Background: Peptide receptor radionuclide therapy (PRRT), employed for treatment of neuroendocrine tumors (NETs) is based on over-expression of Somatostatin Receptors (SSTRs) on NETs. It is, however, limited by high uptake and retention of radiolabeled peptide in kidneys resulting in unnecessary radiation exposure thus causing nephrotoxicity. Employing a nanocarrier to deliver PRRT drugs specifically to the tumor can reduce the associated nephrotoxicity. Based on this, Lu-177-DOTATATE loaded PLGA nanoparticles (NPs) were formulated in the present study, as a potential therapeutic model for NETs. Methodology and Findings: DOTATATE was labeled with Lutetium-177 (Lu-177) (labeling efficiency 98%; R-f similar to 0.8). Polyethylene Glycol (PEG) coated Lu-177-DOTATATE-PLGA NPs (50: 50 and 75: 25) formulated, were spherical with mean size of 304.5 +/- 80.8 and 733.4 +/- 101.3 nm (uncoated) and 303.8 +/- 67.2 and 494.3 +/- 71.8 nm (coated) for PLGA(50: 50) and PLGA(75: 25) respectively. Encapsulation efficiency (EE) and In-vitro release kinetics for uncoated and coated NPs of PLGA (50: 50 & 75: 25) were assessed and compared. Mean EE was 77.375 +/- 4.98% & 67.885 +/- 5.12% (uncoated) and 65.385 +/- 5.67% & 58.495 +/- 5.35% (coated). NPs showed initial burst release between 16.64-21.65% with total 42.83-44.79% over 21days. The release increased with coating to 20.4-23.95% initially and 60.97-69.12% over 21days. In-vivo studies were done in rats injected with Lu-177-DOTATATE and Lu-177-DOTATATE-NP (uncoated and PEG-coated) by imaging and organ counting after sacrificing rats at different time points over 24 hr post-injection. With Lu-177-DOTATATE, renal uptake of 37.89 +/- 10.2% ID/g was observed, which reduced to 4.6 +/- 1.97% and 5.27 +/- 1.66% ID/g with uncoated and coated Lu-177-DOTATATE-NP. The high liver uptake with uncoated Lu-177-DOTATATE-NP (13.68 +/- 3.08% ID/g), reduced to 7.20 +/- 2.04% ID/g (p = 0.02) with PEG coating.
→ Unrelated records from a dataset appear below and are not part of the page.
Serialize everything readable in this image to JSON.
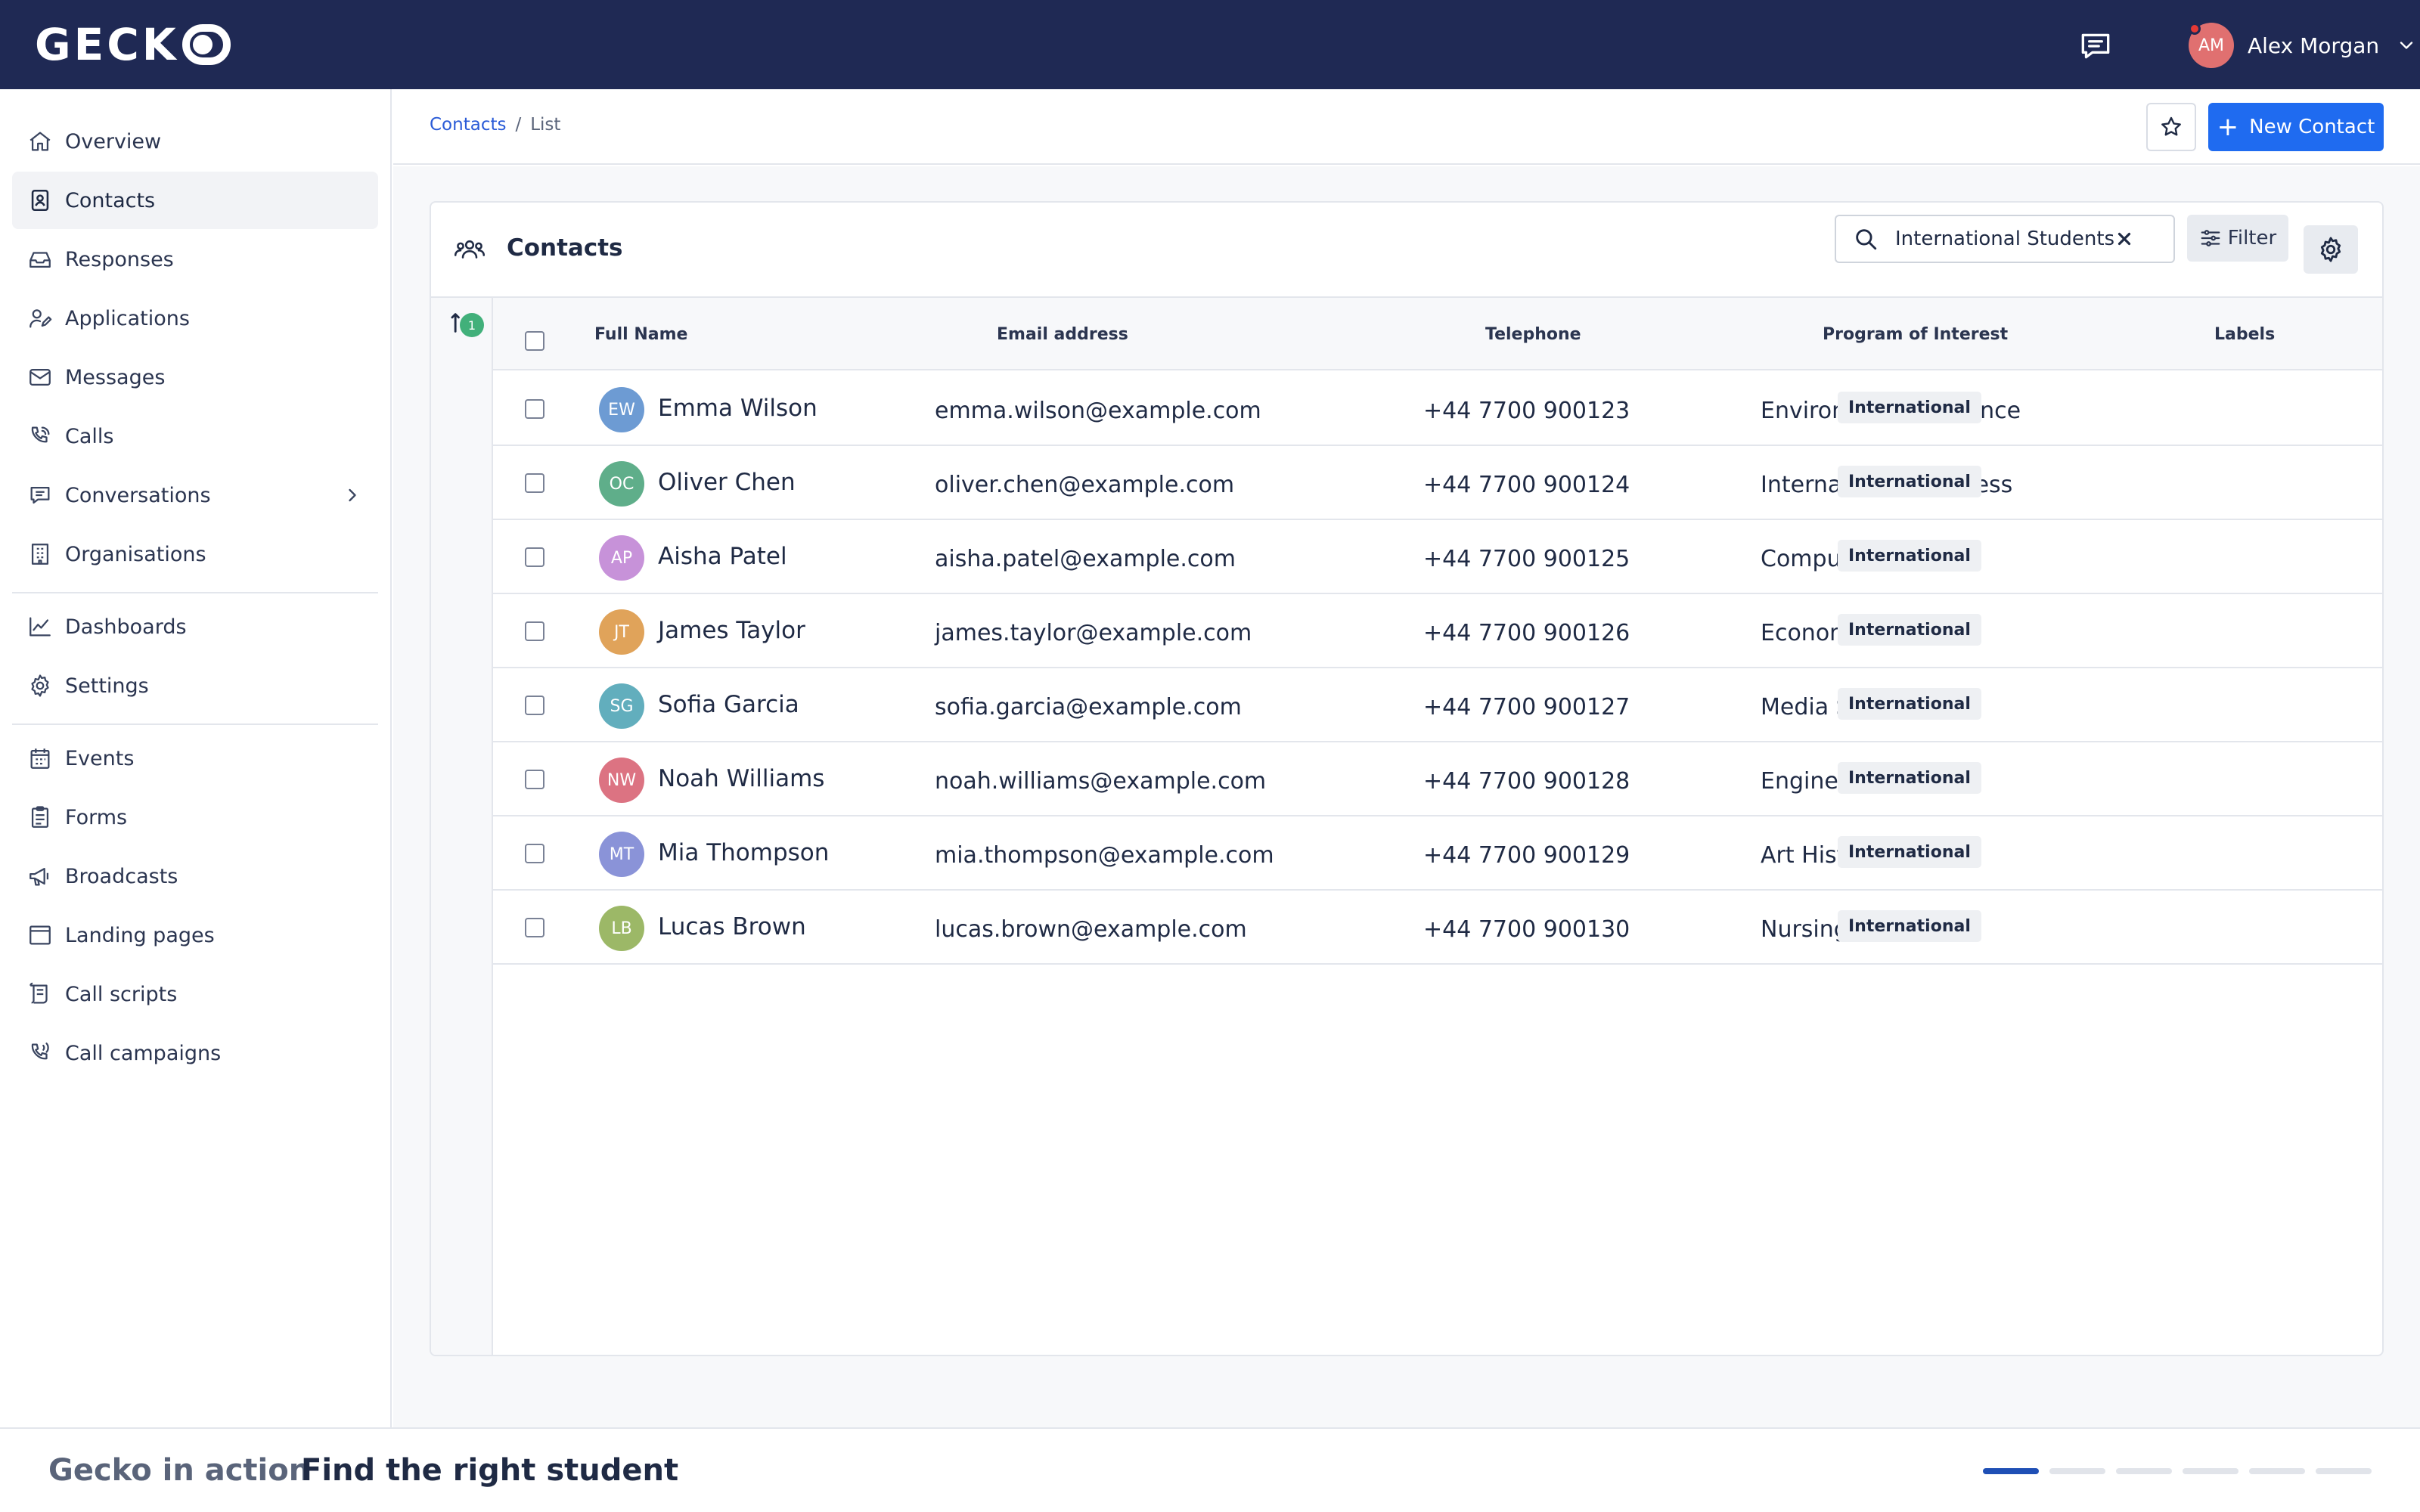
{
  "app": {
    "logo_text": "GECK"
  },
  "user": {
    "initials": "AM",
    "name": "Alex Morgan"
  },
  "sidebar": {
    "items": [
      {
        "label": "Overview",
        "icon": "home-icon"
      },
      {
        "label": "Contacts",
        "icon": "contact-card-icon",
        "active": true
      },
      {
        "label": "Responses",
        "icon": "inbox-icon"
      },
      {
        "label": "Applications",
        "icon": "user-edit-icon"
      },
      {
        "label": "Messages",
        "icon": "mail-icon"
      },
      {
        "label": "Calls",
        "icon": "phone-call-icon"
      },
      {
        "label": "Conversations",
        "icon": "chat-icon",
        "has_submenu": true
      },
      {
        "label": "Organisations",
        "icon": "building-icon"
      },
      {
        "label": "Dashboards",
        "icon": "chart-line-icon"
      },
      {
        "label": "Settings",
        "icon": "gear-icon"
      },
      {
        "label": "Events",
        "icon": "calendar-icon"
      },
      {
        "label": "Forms",
        "icon": "clipboard-icon"
      },
      {
        "label": "Broadcasts",
        "icon": "megaphone-icon"
      },
      {
        "label": "Landing pages",
        "icon": "browser-icon"
      },
      {
        "label": "Call scripts",
        "icon": "script-icon"
      },
      {
        "label": "Call campaigns",
        "icon": "phone-wave-icon"
      }
    ]
  },
  "header": {
    "breadcrumb": {
      "link": "Contacts",
      "separator": "/",
      "current": "List"
    },
    "new_button": "New Contact"
  },
  "card": {
    "title": "Contacts",
    "search_value": "International Students",
    "filter_label": "Filter",
    "sort_count": "1"
  },
  "table": {
    "columns": [
      "Full Name",
      "Email address",
      "Telephone",
      "Program of Interest",
      "Labels"
    ],
    "rows": [
      {
        "initials": "EW",
        "name": "Emma Wilson",
        "email": "emma.wilson@example.com",
        "phone": "+44 7700 900123",
        "program": "Environmental Science",
        "label": "International",
        "avatar_color": "#6d9bd3"
      },
      {
        "initials": "OC",
        "name": "Oliver Chen",
        "email": "oliver.chen@example.com",
        "phone": "+44 7700 900124",
        "program": "International Business",
        "label": "International",
        "avatar_color": "#5fae8a"
      },
      {
        "initials": "AP",
        "name": "Aisha Patel",
        "email": "aisha.patel@example.com",
        "phone": "+44 7700 900125",
        "program": "Computer Science",
        "label": "International",
        "avatar_color": "#c792d9"
      },
      {
        "initials": "JT",
        "name": "James Taylor",
        "email": "james.taylor@example.com",
        "phone": "+44 7700 900126",
        "program": "Economics",
        "label": "International",
        "avatar_color": "#e0a35a"
      },
      {
        "initials": "SG",
        "name": "Sofia Garcia",
        "email": "sofia.garcia@example.com",
        "phone": "+44 7700 900127",
        "program": "Media Studies",
        "label": "International",
        "avatar_color": "#62aebd"
      },
      {
        "initials": "NW",
        "name": "Noah Williams",
        "email": "noah.williams@example.com",
        "phone": "+44 7700 900128",
        "program": "Engineering",
        "label": "International",
        "avatar_color": "#dc7382"
      },
      {
        "initials": "MT",
        "name": "Mia Thompson",
        "email": "mia.thompson@example.com",
        "phone": "+44 7700 900129",
        "program": "Art History",
        "label": "International",
        "avatar_color": "#8a93d8"
      },
      {
        "initials": "LB",
        "name": "Lucas Brown",
        "email": "lucas.brown@example.com",
        "phone": "+44 7700 900130",
        "program": "Nursing",
        "label": "International",
        "avatar_color": "#9cb867"
      }
    ]
  },
  "footer": {
    "kicker": "Gecko in action",
    "title": "Find the right student",
    "progress_segments": 6,
    "active_segment": 1
  },
  "colors": {
    "topbar": "#1f2954",
    "accent": "#1f6bf0",
    "badge_green": "#41b07a"
  }
}
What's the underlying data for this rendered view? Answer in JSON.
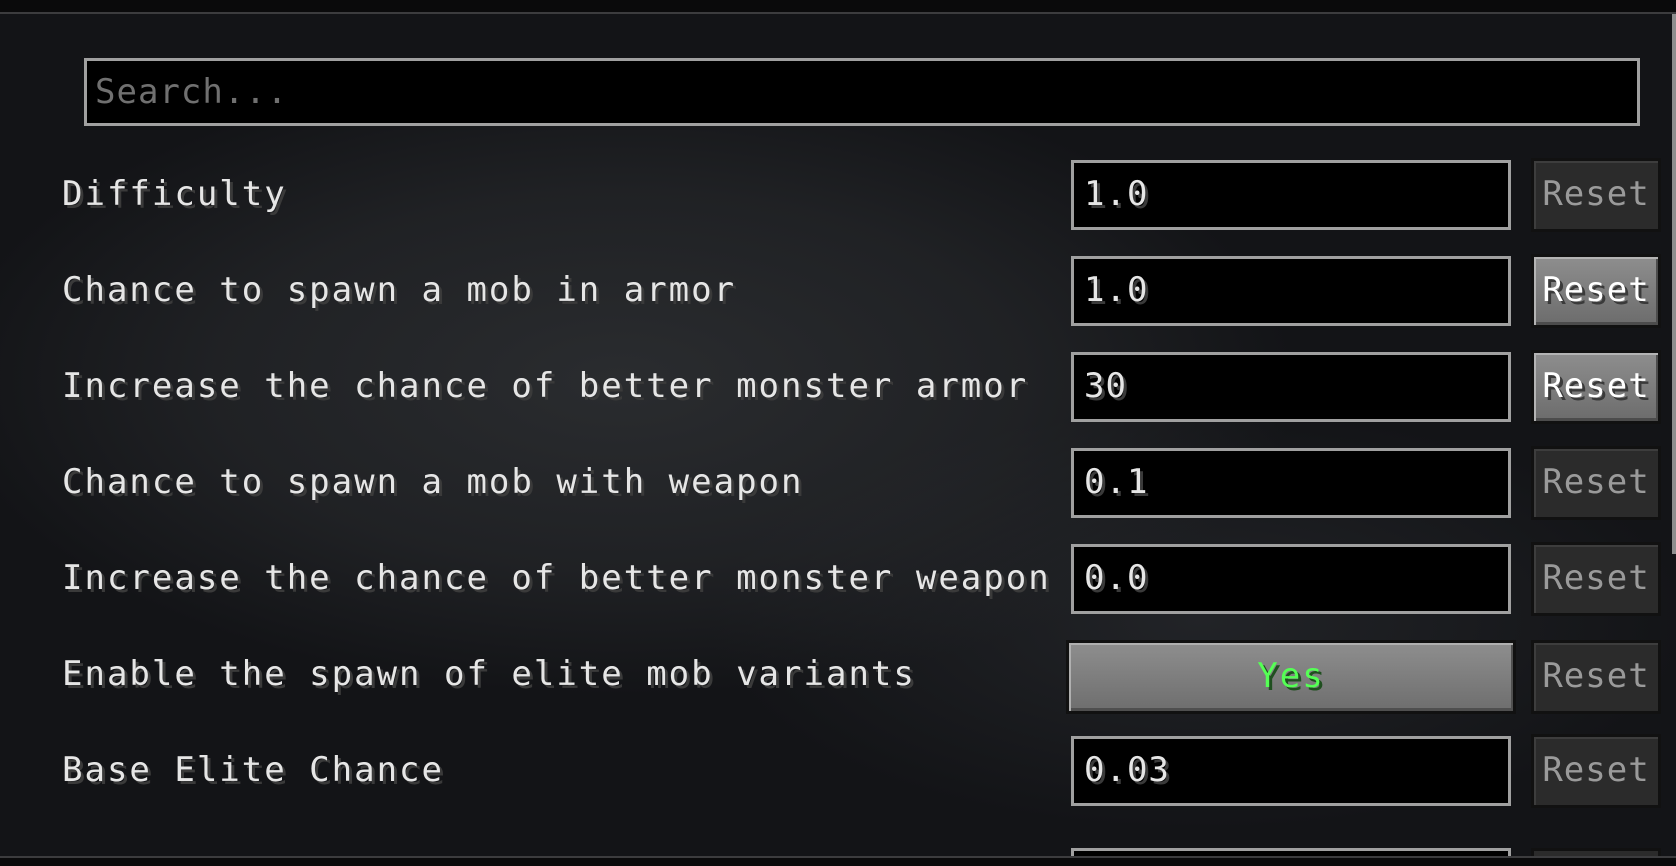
{
  "search": {
    "placeholder": "Search..."
  },
  "settings": [
    {
      "label": "Difficulty",
      "value": "1.0",
      "type": "text",
      "reset_label": "Reset",
      "reset_enabled": false
    },
    {
      "label": "Chance to spawn a mob in armor",
      "value": "1.0",
      "type": "text",
      "reset_label": "Reset",
      "reset_enabled": true
    },
    {
      "label": "Increase the chance of better monster armor",
      "value": "30",
      "type": "text",
      "reset_label": "Reset",
      "reset_enabled": true
    },
    {
      "label": "Chance to spawn a mob with weapon",
      "value": "0.1",
      "type": "text",
      "reset_label": "Reset",
      "reset_enabled": false
    },
    {
      "label": "Increase the chance of better monster weapon",
      "value": "0.0",
      "type": "text",
      "reset_label": "Reset",
      "reset_enabled": false
    },
    {
      "label": "Enable the spawn of elite mob variants",
      "value": "Yes",
      "type": "toggle",
      "reset_label": "Reset",
      "reset_enabled": false
    },
    {
      "label": "Base Elite Chance",
      "value": "0.03",
      "type": "text",
      "reset_label": "Reset",
      "reset_enabled": false
    }
  ],
  "colors": {
    "toggle_on_text": "#55ff55",
    "label_text": "#e6e6e6",
    "reset_disabled_text": "#9a9a9a",
    "reset_enabled_text": "#ffffff"
  }
}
Conclusion: PLGA NPs were easily formulated and modified for desired release properties. PLGA 50: 50 NPs were a more suitable delivery vehicle for Lu-177-DOTATATE than PLGA 75: 25 because of higher EE and slower release rate. Reduced renal retention of Lu-177-DOTATATE and reduced opsonisation strongly advocate the potential of Lu-177-DOTATATE-PLGA-PEG NPs to reduce radiation dose in PRRT.